The Arch Linux package manager pacman used to support a form of delta updating using VCDIFF (xdelta). It was scrapped due to an arbitrary command execution vulnerability due to a lack of string escaping.

=== Windows ===
Windows Update has supported delta updates since Windows XP which are called express installation files. On redistributing updates, Windows Server Update Services has supported delta updates since Windows Server 2003.

=== FreeBSD ===
FreeBSD has supported delta updates using portsnap since November 2005. Given FreeBSD's traditional stance of focusing on source code updates, no method of delta binary updates currently exists.

=== Google ===
Google refers to delta updates as "smart updates." This has been implemented in Google's Android operating system devices that run on Android 2.3 or above. Google engineers have estimated that smart updates would be only about one third the size of a full update on average.

App APK updates in Android's Play Store use bsdiff since 2016, an efficient delta update algorithm introduced in 2003.

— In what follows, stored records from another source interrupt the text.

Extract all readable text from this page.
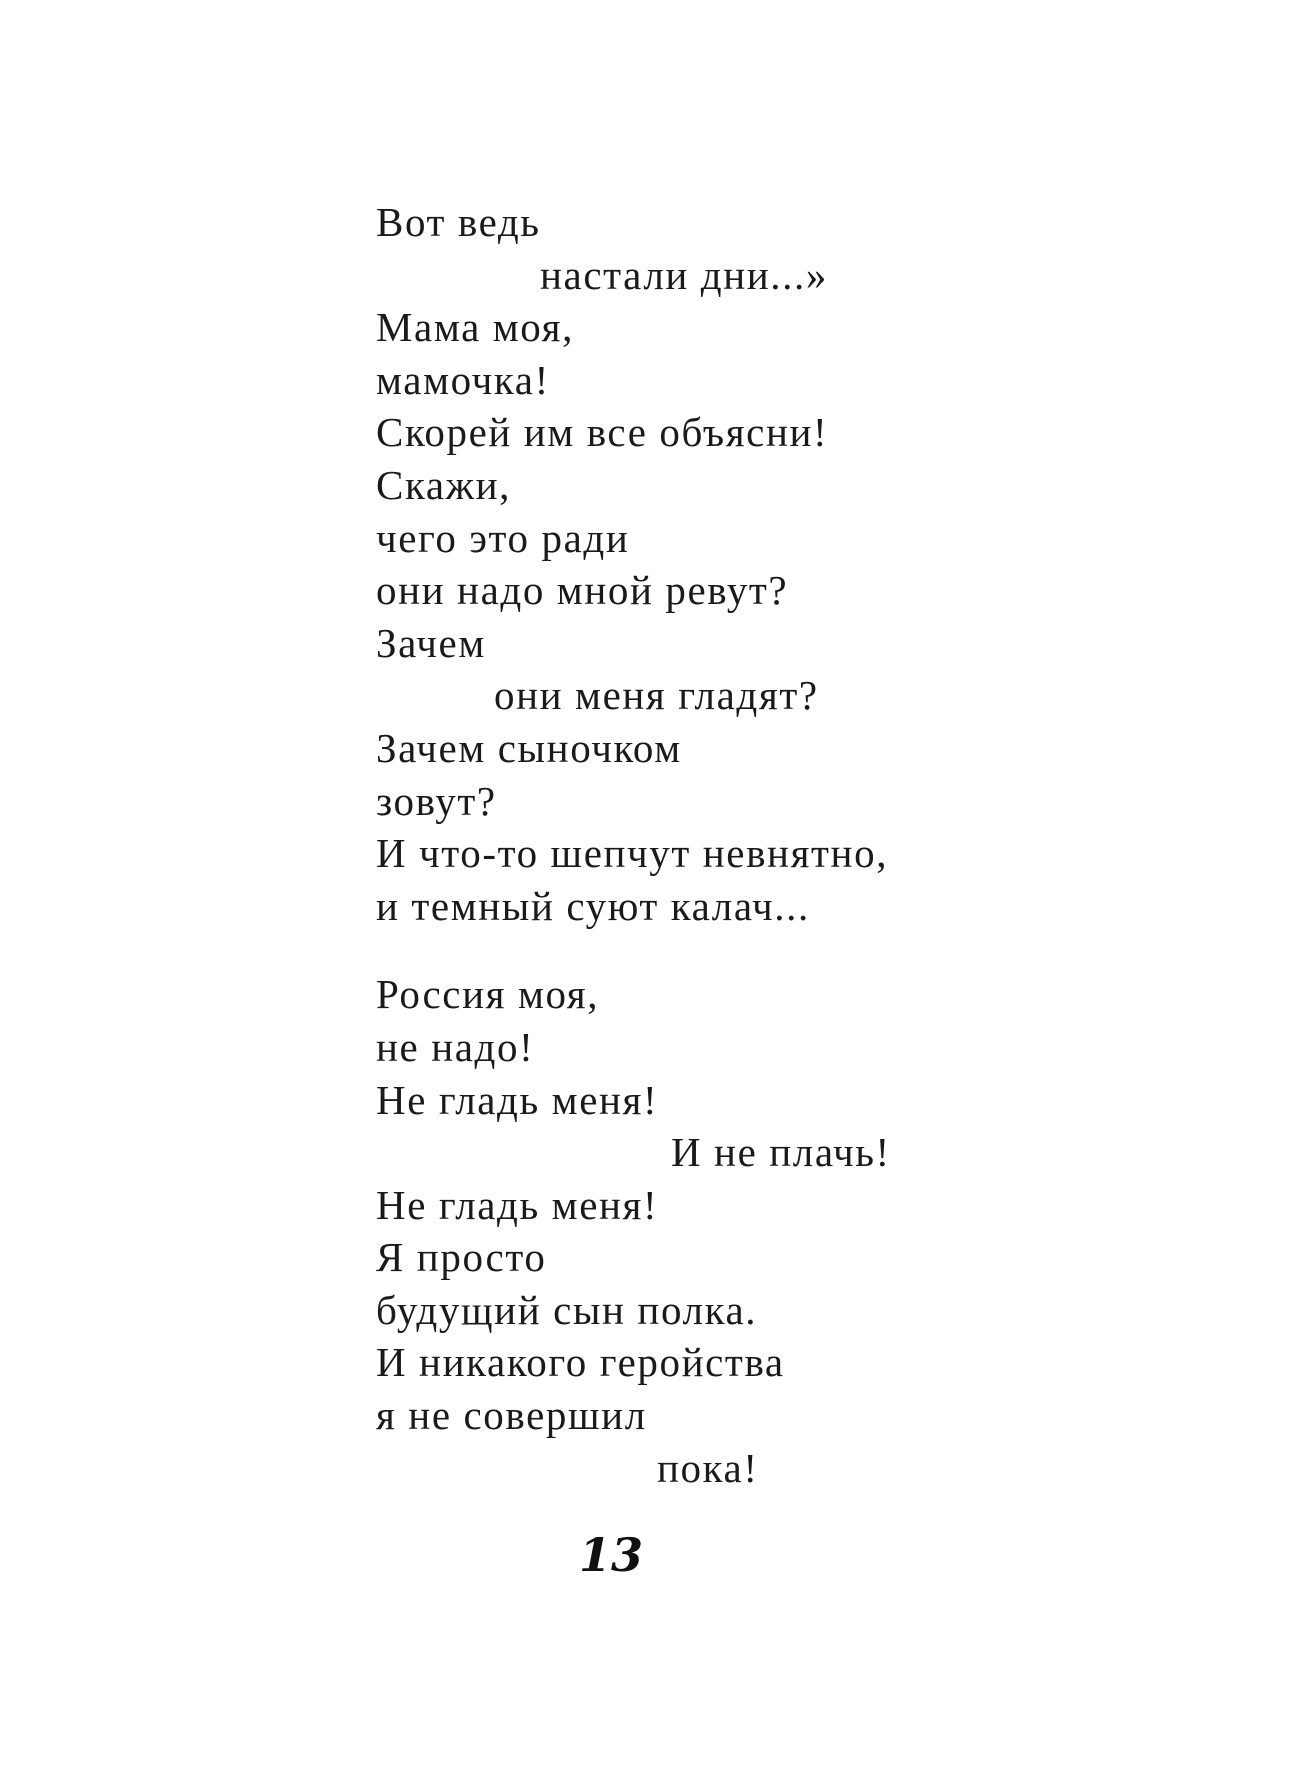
Вот ведь
настали дни...»
Мама моя,
мамочка!
Скорей им все объясни!
Скажи,
чего это ради
они надо мной ревут?
Зачем
они меня гладят?
Зачем сыночком
зовут?
И что-то шепчут невнятно,
и темный суют калач...
Россия моя,
не надо!
Не гладь меня!
И не плачь!
Не гладь меня!
Я просто
будущий сын полка.
И никакого геройства
я не совершил
пока!
13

Google's open source project Chromium requires frequent updates to narrow the window of vulnerability. It uses a disassembly-based diffing algorithm called "courgette" to reduce diff size of two binary executable files, which reduces the diff patch from 6.7% (bsdiff) to 0.76% (bsdiff + courgette) for one version update. The technology helped Chrome to push its updates to 100% of users in less than 10 days.

=== Apple iOS ===
Apple's iOS is also capable of delta updates for operating system and application updates to reduce bandwidth usage.